Fylamynt: Fylamynt provides a no code / low code drag and drop editor for all of their supported integrations. Within minutes you can drag your favorite tool or service into the editor, wire it to another and in the GUI make small configuration changes. Fylamynt has simplified the use of all the product and service APIs allowing engineers to wire them up in no time.
Creating your workflows/runbooks in the past has typically been writing some code to your tool APIs, creating your own branches and customizations. While in many cases this works and in fact can even get quite complex, there are several potential issues.
- Error prone — humans make mistakes (just look at the Facebook outage)
- Time consuming — looking up all the APIs, writing the code, testing all of the connections
- Maintenance — APIs and capabilities change, as well as how you want your runbooks to behave
Considering the above issues, providing a quick and error free way to build your workflows/runbooks is ideal. Fylamynt has a no code / low code drag and drop builder that includes all of the integrations they support. Engineers can drag nodes to the editor, wire them up and with minor conifg changes in the UI they’re ready to go. You can add more complex things like conditional branches, custom code and input/output transformation.
When looking at solution limitations, it’s helpful to consider a few fundamental pillars needed to effectively reduce cloud incident remediation time.

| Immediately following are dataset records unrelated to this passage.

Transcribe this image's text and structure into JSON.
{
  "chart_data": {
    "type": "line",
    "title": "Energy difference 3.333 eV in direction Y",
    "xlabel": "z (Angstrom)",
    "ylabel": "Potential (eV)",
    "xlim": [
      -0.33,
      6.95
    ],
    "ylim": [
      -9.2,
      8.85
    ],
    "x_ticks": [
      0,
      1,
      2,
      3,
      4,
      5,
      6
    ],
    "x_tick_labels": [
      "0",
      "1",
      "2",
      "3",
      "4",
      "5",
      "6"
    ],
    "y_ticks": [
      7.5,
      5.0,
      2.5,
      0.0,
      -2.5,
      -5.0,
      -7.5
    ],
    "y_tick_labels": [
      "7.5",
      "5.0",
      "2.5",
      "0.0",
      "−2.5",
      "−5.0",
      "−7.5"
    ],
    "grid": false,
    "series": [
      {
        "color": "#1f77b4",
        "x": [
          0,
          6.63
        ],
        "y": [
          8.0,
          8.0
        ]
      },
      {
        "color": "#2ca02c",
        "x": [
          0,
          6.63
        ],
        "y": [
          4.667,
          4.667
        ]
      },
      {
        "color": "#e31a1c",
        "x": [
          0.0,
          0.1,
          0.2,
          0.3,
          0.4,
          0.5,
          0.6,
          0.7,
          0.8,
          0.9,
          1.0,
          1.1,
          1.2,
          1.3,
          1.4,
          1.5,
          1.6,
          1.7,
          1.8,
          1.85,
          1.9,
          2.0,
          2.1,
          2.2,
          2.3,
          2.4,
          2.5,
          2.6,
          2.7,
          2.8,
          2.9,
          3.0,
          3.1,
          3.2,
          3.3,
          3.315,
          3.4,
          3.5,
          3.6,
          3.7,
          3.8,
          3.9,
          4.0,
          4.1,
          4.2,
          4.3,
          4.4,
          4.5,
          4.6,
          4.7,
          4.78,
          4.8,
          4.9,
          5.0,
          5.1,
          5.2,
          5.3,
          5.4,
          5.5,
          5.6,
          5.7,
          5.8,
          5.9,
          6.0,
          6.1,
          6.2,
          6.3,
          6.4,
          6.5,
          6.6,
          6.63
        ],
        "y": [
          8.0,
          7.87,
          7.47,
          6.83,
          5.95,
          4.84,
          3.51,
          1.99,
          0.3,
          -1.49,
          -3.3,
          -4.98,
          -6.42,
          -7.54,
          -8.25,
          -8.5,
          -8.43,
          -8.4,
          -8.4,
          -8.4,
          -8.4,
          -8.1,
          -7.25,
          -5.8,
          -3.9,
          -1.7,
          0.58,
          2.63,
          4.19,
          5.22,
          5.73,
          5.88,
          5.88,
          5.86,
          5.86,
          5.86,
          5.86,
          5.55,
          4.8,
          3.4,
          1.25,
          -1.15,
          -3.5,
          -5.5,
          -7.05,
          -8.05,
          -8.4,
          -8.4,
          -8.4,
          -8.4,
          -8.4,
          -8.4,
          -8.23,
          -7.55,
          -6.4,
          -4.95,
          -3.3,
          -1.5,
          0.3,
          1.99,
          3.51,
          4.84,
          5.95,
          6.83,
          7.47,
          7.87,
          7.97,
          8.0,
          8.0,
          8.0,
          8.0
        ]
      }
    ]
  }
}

Rarely is it solely up to a single individual to respond to, solve and report on incidents. When incidents are serious and need to be escalated, or require the expertise of a subject matter expert with knowledge beyond that of the on call engineer, collaboration needs to happen. Having the ability to spin up a slack channel or a zoom — quickly and dropped right in front of the pre-defined set of people that need to be there is a huge time saver. You can see in the feature chart above that many of the platforms do not have this ability.
Any adequate solution must be able to automate portions of the remediation process. At a minimum assembling the relevant data to put in front of an SRE is required. If not, countless time will be wasted.
Being able to quickly and easily build and modify workflows/runbooks, with the ability to easily integrate your tools is critical. The difference between dragging and dropping your steps together vs. writing custom code that could have errors, not scale, and not restrict permissions is quite large.
Having the ability to see your incidents in a dashboard, with the steps that have been taken, success/failure and the time things have taken is very important. In Fylamynt we call these tasks, and within the dashboard you can see all of the workflow executions, state and time each took. Having this realtime view into the state of incidents is critical.
Fully automating your workflow/runbook might sound amazing. Imagine never being woken up when something breaks in the middle of the night. However, many people get wary of full automation, especially when you have actions like taking down services or VMs. To help this, all of the solutions allow you to put a human in the loop which means the runbook will pause and wait for human decision. Much of the data gathering can be automated ahead of time so everything the SRE needs to make that decision is at their fingertips.
With Fylamynt you can add human approval into your workflow with a Slack message or email.
Fylamynt has created the world’s first enterprise ready low code platform for building, running and analyzing SRE cloud workflows. With Fylamynt an SRE can automate the parts of the runbook that are the most time consuming, allowing them to make decisions where their expertise is needed.